Back-to-basic tastes cookbook uses spices and herbs to flavor foods

CULINARY PEOPLE

July 08, 1992|By Karol V. Menzie | Karol V. Menzie,Staff Writer

In a sense, all chefs are great teachers, training the eye and the palate in the appreciation of good tastes. But some chefs really do teach, and when cooking becomes academic, the information can be delicious.

That's certainly the case when Chef Michael Baskette, director of faculty at the Baltimore International Culinary College teamed up with Eleanor Mainella, R.D., who teaches nutrition, to produce "The Art of Nutritional Cooking" (Van Nostrand Reinhold, 1992). The book is part-reference book, part-textbook, part-cookbook, and includes such chapters as "Exploring the past," a history of food preparation, "Taste with herbs and spices," with some history and a catalog of commonly used herbs and spices, "Natural flavorings," discussing oils and fats and flavored vinegars, among others, and "Liquid flavor enhancers," which explores the use of wine and other alcohol preparations in cooking. There are also chapters on menu planning, nutrition and weight control.

And that's all before you get to the recipes.
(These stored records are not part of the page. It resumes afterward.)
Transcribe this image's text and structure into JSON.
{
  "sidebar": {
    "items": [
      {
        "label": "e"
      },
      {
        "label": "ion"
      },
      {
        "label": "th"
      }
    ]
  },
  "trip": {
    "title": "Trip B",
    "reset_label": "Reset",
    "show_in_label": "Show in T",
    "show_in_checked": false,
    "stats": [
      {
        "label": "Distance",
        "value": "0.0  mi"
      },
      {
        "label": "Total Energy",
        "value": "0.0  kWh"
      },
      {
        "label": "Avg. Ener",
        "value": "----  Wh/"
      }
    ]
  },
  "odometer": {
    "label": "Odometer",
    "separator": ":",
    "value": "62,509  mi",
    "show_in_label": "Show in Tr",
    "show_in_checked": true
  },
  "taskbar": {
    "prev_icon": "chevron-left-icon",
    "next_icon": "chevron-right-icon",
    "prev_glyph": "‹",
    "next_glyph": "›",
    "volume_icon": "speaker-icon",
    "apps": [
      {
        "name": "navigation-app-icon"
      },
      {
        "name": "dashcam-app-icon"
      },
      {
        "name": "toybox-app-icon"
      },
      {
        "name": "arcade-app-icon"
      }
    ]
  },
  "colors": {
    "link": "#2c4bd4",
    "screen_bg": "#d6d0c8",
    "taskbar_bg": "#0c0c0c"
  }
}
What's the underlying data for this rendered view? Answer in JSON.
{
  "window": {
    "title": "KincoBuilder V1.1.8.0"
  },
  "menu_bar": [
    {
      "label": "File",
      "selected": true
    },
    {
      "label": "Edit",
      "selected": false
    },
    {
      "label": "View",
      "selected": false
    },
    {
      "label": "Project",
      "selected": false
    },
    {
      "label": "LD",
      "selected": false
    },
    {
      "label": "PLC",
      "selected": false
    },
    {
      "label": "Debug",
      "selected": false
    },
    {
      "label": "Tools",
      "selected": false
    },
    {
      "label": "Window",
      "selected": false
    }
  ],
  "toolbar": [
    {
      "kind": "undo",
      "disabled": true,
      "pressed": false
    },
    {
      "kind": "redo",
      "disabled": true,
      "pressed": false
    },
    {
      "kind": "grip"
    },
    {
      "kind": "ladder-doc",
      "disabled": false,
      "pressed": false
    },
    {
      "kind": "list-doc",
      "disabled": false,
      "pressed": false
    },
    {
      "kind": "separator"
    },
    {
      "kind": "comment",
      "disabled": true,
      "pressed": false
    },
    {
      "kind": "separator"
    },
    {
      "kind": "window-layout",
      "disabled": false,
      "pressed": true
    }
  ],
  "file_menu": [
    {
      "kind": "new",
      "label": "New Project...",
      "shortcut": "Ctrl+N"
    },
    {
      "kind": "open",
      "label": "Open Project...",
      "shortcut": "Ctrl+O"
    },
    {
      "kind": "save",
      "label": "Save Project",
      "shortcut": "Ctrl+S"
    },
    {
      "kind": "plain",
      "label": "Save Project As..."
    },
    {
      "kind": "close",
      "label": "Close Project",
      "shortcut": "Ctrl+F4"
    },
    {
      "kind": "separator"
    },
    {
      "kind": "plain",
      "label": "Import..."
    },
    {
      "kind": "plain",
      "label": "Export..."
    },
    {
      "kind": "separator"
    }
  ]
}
Writing the first section of the book was "the fun part," says Chef Baskette. Exploring the link between cuisine and technology goes a long way toward explaining why people prefer foods that are too fatty and too salty.

"Salts and fats were used as preservatives," Chef Baskette says. "We really don't need that anymore. Salt is necessary, but only in limited amounts. Fat is necessary, but the kind you choose is important.

"Everybody hears the word 'nutrition' and they cringe," he says. "But we're going back to the natural flavor of the food."

The recipes in the book, which he developed based on guidelines from Ms. Mainella, "are just examples," he says, "of how people can take information from the book -- both the culinary and the nutritional information -- and create a new, healthful recipe, or rework a family recipe" to be more healthful.

As an example, he cited Coriander Turkey Chili, which skips the fattier beef and relies on spices for added flavor. If you don't like coriander, he says, leave it out and use more of something else -- basil, for instance.

Coriander turkey chili

Makes 10 10-ounce portions

2 pounds turkey meat, coarse-ground

1 pound onions, small dice

1 pound green or red bell peppers, diced

2 tablespoons coriander seeds

2 ounces vegetable oil

2 tablespoons garlic, chopped

4 ounces tomato paste

8 cups tomatoes, diced

2 tablespoons basil leaves

1/4 cup chili powder

2 tablespoons jalapeno peppers, chopped

1 tablespoon black pepper, coarse-ground

2 cups red beans, cooked

In a large pot, cook the turkey, onions, bell peppers and coriander seeds in the oil until the turkey is well-browned.

Add all the other ingredients and bring to a quick boil.

Reduce the heat and simmer for 45 minutes.

Allow to sit overnight; adjust the seasonings before serving. (Chili will have better flavor.)